While “Tina” was still in its original run last winter, he debuted “The Jam: Only Child.” It was the first time he was the primary performer, accompanied only by a DJ. The stories and poems celebrate his heritage as a Black man and address the joys and difficulties of being raised an only child by a single mother, sometimes a latchkey kid, moving from city to city in the Carolinas. There are times he talks about therapy and reckoning with the past. It shone a spotlight on his vulnerabilities. “By putting it out there, people can’t really use it against you. You’ve taken all their bullets,” he says. “I initially did it for me, then I found out it was relevant to many people. The more personal it became, the more universal it was.”

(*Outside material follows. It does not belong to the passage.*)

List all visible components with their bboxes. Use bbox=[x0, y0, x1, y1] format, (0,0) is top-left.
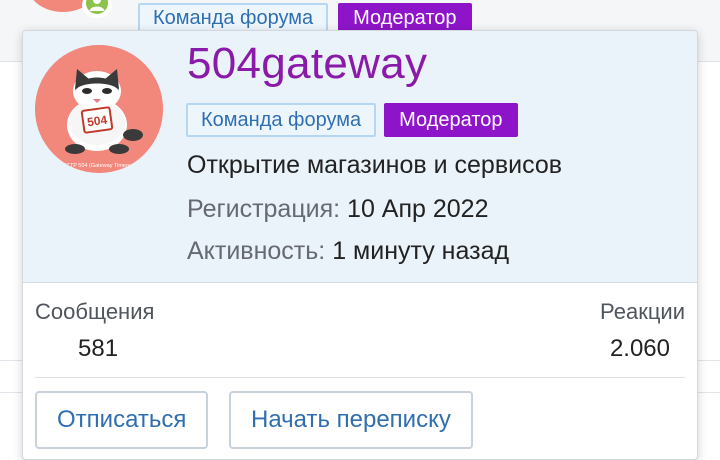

After Broadway and theaters shuttered for the pandemic, Watts followed this summer with three “The Jam” shows. “No More Silences,” “The Next Time is Now,” based on James Baldwin’s “The Fire Next Time,” and a revival of 2016’s “Love Terrorists — A Benefit for Orlando” focused on the Black Lives Matter movement, social unrest and the unfinished march toward equality and justice. With theaters closed for the foreseeable future, Watts is focused on screen acting and can be seen as “Felony” in “The Last O.G.” He enjoys the speed of filming and the versatility it allows actors to quickly change between projects, but he misses the electricity of the stage.
“In theater, you carry [the characters] with you. I haven’t been in the show for nine months, but Ike Turner is still right here on my shoulder,” Watts says.
He may have to get used to carrying Ike Turner with him. From here on, the billing will always read “Tony nominee Daniel J. Watts.”
“Unless I win. Then it’s ‘Tony winner Daniel J. Watts,’” he quips. “All of that sounds crazy. All of it.”
Due to the pandemic, the 74th annual Tony Awards ceremony’s date had yet to be announced as of publication.